Voting largely along party lines, the Senate signed off on the raise around 2:45 a.m. in a 35-24 vote.
The Assembly followed at 7 a.m., approving the raise by a margin of 92-46.
Cuomo’s compensation will jump from a 2018 salary of $179,500 to $200,000 this year, $225,000 in 2020 and $250,000 in 2021 — good enough to leave California Gov. Gavin Newsom’s current high of $202,000 in the dust.
Lt. Gov. Kathy Hochul will also get a bump to $220,000 by 2021. She was making $151,500 last year.
It’s ironic that Cuomo is being paid so much, considering how many people are trying to leave New York over high taxes.
And some of them claim they’re being subjected to audits for wanting to leave.
FOX News reported just last month:
As residents flee New York’s high taxes, state uses intrusive audits to get cash from defectors
New York state goes to extraordinary lengths to catch wealthy residents who try to flee its burdensome taxes, leaving a gaping hole in the state’s treasury.

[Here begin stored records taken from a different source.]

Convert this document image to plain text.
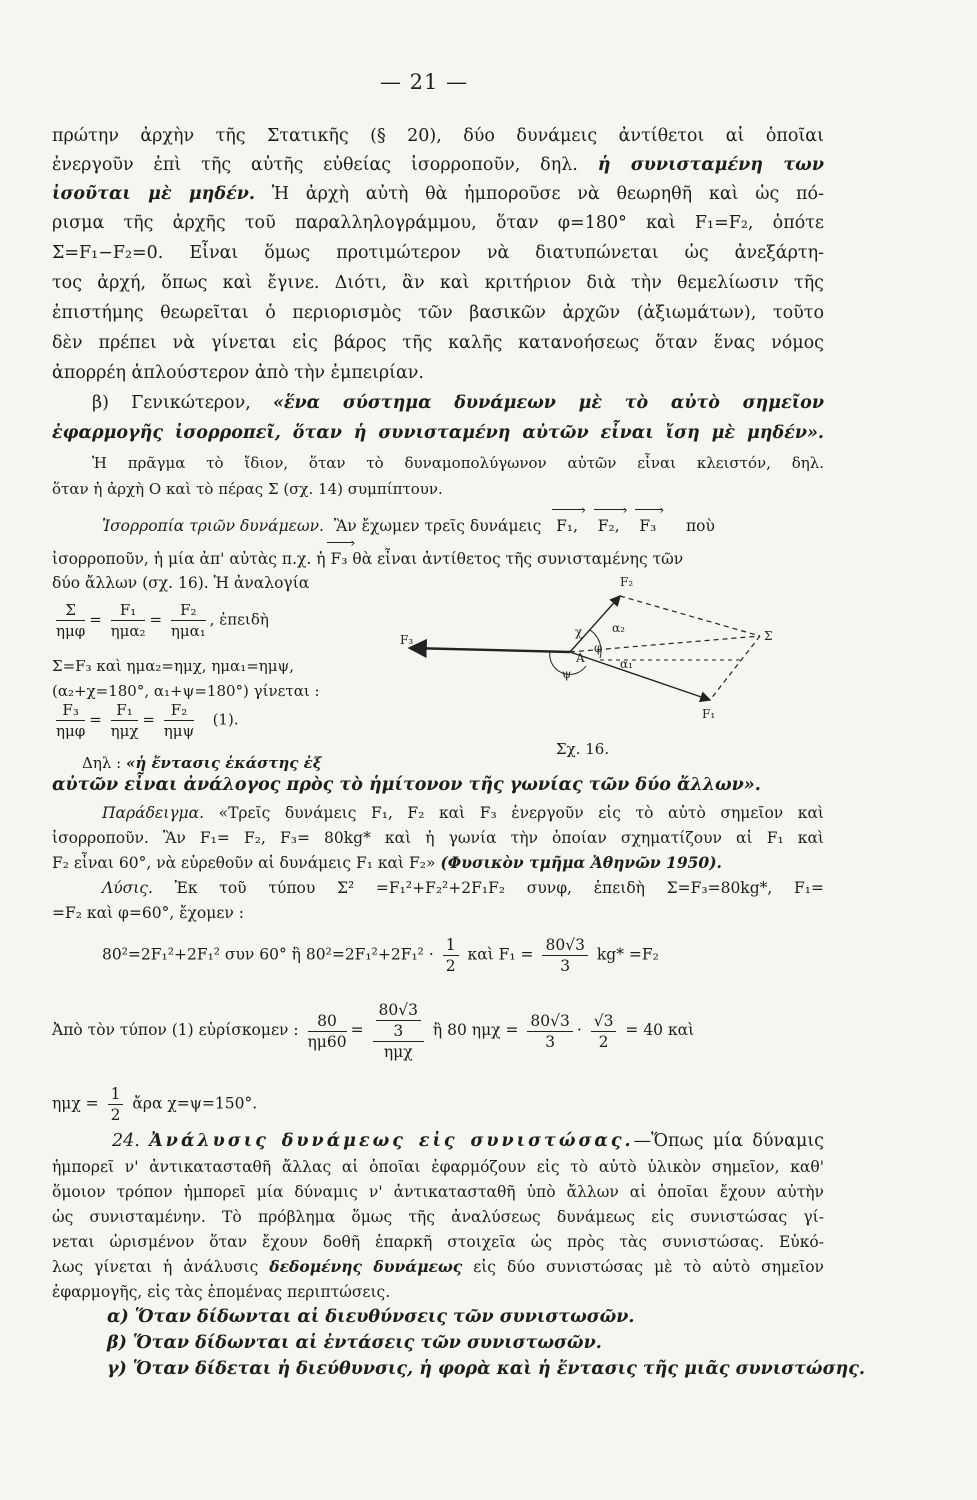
— 21 —
πρώτην ἀρχὴν τῆς Στατικῆς (§ 20), δύο δυνάμεις ἀντίθετοι αἱ ὁποῖαι
ἐνεργοῦν ἐπὶ τῆς αὐτῆς εὐθείας ἰσορροποῦν, δηλ. ἡ συνισταμένη των
ἰσοῦται μὲ μηδέν. Ἡ ἀρχὴ αὐτὴ θὰ ἠμποροῦσε νὰ θεωρηθῆ καὶ ὡς πό-
ρισμα τῆς ἀρχῆς τοῦ παραλληλογράμμου, ὅταν φ=180° καὶ F₁=F₂, ὁπότε
Σ=F₁−F₂=0. Εἶναι ὅμως προτιμώτερον νὰ διατυπώνεται ὡς ἀνεξάρτη-
τος ἀρχή, ὅπως καὶ ἔγινε. Διότι, ἂν καὶ κριτήριον διὰ τὴν θεμελίωσιν τῆς
ἐπιστήμης θεωρεῖται ὁ περιορισμὸς τῶν βασικῶν ἀρχῶν (ἀξιωμάτων), τοῦτο
δὲν πρέπει νὰ γίνεται εἰς βάρος τῆς καλῆς κατανοήσεως ὅταν ἕνας νόμος
ἀπορρέη ἁπλούστερον ἀπὸ τὴν ἐμπειρίαν.
β) Γενικώτερον, «ἕνα σύστημα δυνάμεων μὲ τὸ αὐτὸ σημεῖον
ἐφαρμογῆς ἰσορροπεῖ, ὅταν ἡ συνισταμένη αὐτῶν εἶναι ἴση μὲ μηδέν».
Ἡ πρᾶγμα τὸ ἴδιον, ὅταν τὸ δυναμοπολύγωνον αὐτῶν εἶναι κλειστόν, δηλ.
ὅταν ἡ ἀρχὴ Ο καὶ τὸ πέρας Σ (σχ. 14) συμπίπτουν.
Ἰσορροπία τριῶν δυνάμεων. Ἂν ἔχωμεν τρεῖς δυνάμεις F₁, › F₂, › F₃ › ποὺ
ἰσορροποῦν, ἡ μία ἀπ' αὐτὰς π.χ. ἡ F₃ › θὰ εἶναι ἀντίθετος τῆς συνισταμένης τῶν
δύο ἄλλων (σχ. 16). Ἡ ἀναλογία
$\frac{\Sigma}{\text{ημφ}} = \frac{\text{F₁}}{\text{ημα₂}} = \frac{\text{F₂}}{\text{ημα₁}}$ , ἐπειδὴ
Σ=F₃ καὶ ημα₂=ημχ, ημα₁=ημψ,
(α₂+χ=180°, α₁+ψ=180°) γίνεται :
$\frac{\text{F₃}}{\text{ημφ}} = \frac{\text{F₁}}{\text{ημχ}} = \frac{\text{F₂}}{\text{ημψ}} (1)$.
Δηλ : «ἡ ἔντασις ἑκάστης ἐξ
F₂
F₃
F₁
Σ
χ
ψ
A
φ
α₂
α₁
Σχ. 16.
αὐτῶν εἶναι ἀνάλογος πρὸς τὸ ἡμίτονον τῆς γωνίας τῶν δύο ἄλλων».
Παράδειγμα. «Τρεῖς δυνάμεις F₁, F₂ καὶ F₃ ἐνεργοῦν εἰς τὸ αὐτὸ σημεῖον καὶ
ἰσορροποῦν. Ἂν F₁= F₂, F₃= 80kg* καὶ ἡ γωνία τὴν ὁποίαν σχηματίζουν αἱ F₁ καὶ
F₂ εἶναι 60°, νὰ εὑρεθοῦν αἱ δυνάμεις F₁ καὶ F₂» (Φυσικὸν τμῆμα Ἀθηνῶν 1950).
Λύσις. Ἐκ τοῦ τύπου Σ² =F₁²+F₂²+2F₁F₂ συνφ, ἐπειδὴ Σ=F₃=80kg*, F₁=
=F₂ καὶ φ=60°, ἔχομεν :
80²=2F₁²+2F₁² συν 60° ἢ $80^2=2F_1^2+2F_1^2 \cdot \frac{1}{2}$ καὶ $F_1 = \frac{80√3}{3} kg* =F_2$
Ἀπὸ τὸν τύπον (1) εὑρίσκομεν : $\frac{80}{\eta\mu 60} = \frac{\frac{80√3}{3}}{\text{ημχ}}$ ἢ 80 $\eta\mu\chi = \frac{80√3}{3} \cdot \frac{√3}{2} = 40$ καὶ
$\eta\mu\chi = \frac{1}{2}$ ἄρα χ=ψ=150°.
24. Ἀνάλυσις δυνάμεως εἰς συνιστώσας.—Ὅπως μία δύναμις
ἠμπορεῖ ν' ἀντικατασταθῆ ἄλλας αἱ ὁποῖαι ἐφαρμόζουν εἰς τὸ αὐτὸ ὑλικὸν σημεῖον, καθ'
ὅμοιον τρόπον ἠμπορεῖ μία δύναμις ν' ἀντικατασταθῆ ὑπὸ ἄλλων αἱ ὁποῖαι ἔχουν αὐτὴν
ὡς συνισταμένην. Τὸ πρόβλημα ὅμως τῆς ἀναλύσεως δυνάμεως εἰς συνιστώσας γί-
νεται ὡρισμένον ὅταν ἔχουν δοθῆ ἐπαρκῆ στοιχεῖα ὡς πρὸς τὰς συνιστώσας. Εὐκό-
λως γίνεται ἡ ἀνάλυσις δεδομένης δυνάμεως εἰς δύο συνιστώσας μὲ τὸ αὐτὸ σημεῖον
ἐφαρμογῆς, εἰς τὰς ἑπομένας περιπτώσεις.
α) Ὅταν δίδωνται αἱ διευθύνσεις τῶν συνιστωσῶν.
β) Ὅταν δίδωνται αἱ ἐντάσεις τῶν συνιστωσῶν.
γ) Ὅταν δίδεται ἡ διεύθυνσις, ἡ φορὰ καὶ ἡ ἔντασις τῆς μιᾶς συνιστώσης.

The aggressive approach by state tax collectors comes as the Empire State faces a $2.3 billion budget deficit that even Democratic Gov. Andrew Cuomo called “as serious as a heart attack.”
Cuomo, a vocal critic of President Trump, blamed congressional Republicans for passing tax reforms that reduced the state and local tax deduction Americans can take on their annual income tax forms — meaning residents of high-tax blue states like New York have been feeling the pinch, sparking their exodus.
“This is the flip side. Tax the rich, tax the rich, tax the rich,” Cuomo said last month. “We did. Now, God forbid, the rich leave.”
But New York state auditors are doing their best to ensure that those fleeing the state’s high taxes will face difficulties, including being subjected to an audit — likely to be followed by a massive tax bill.
Does the governor of New York have any sense of shame?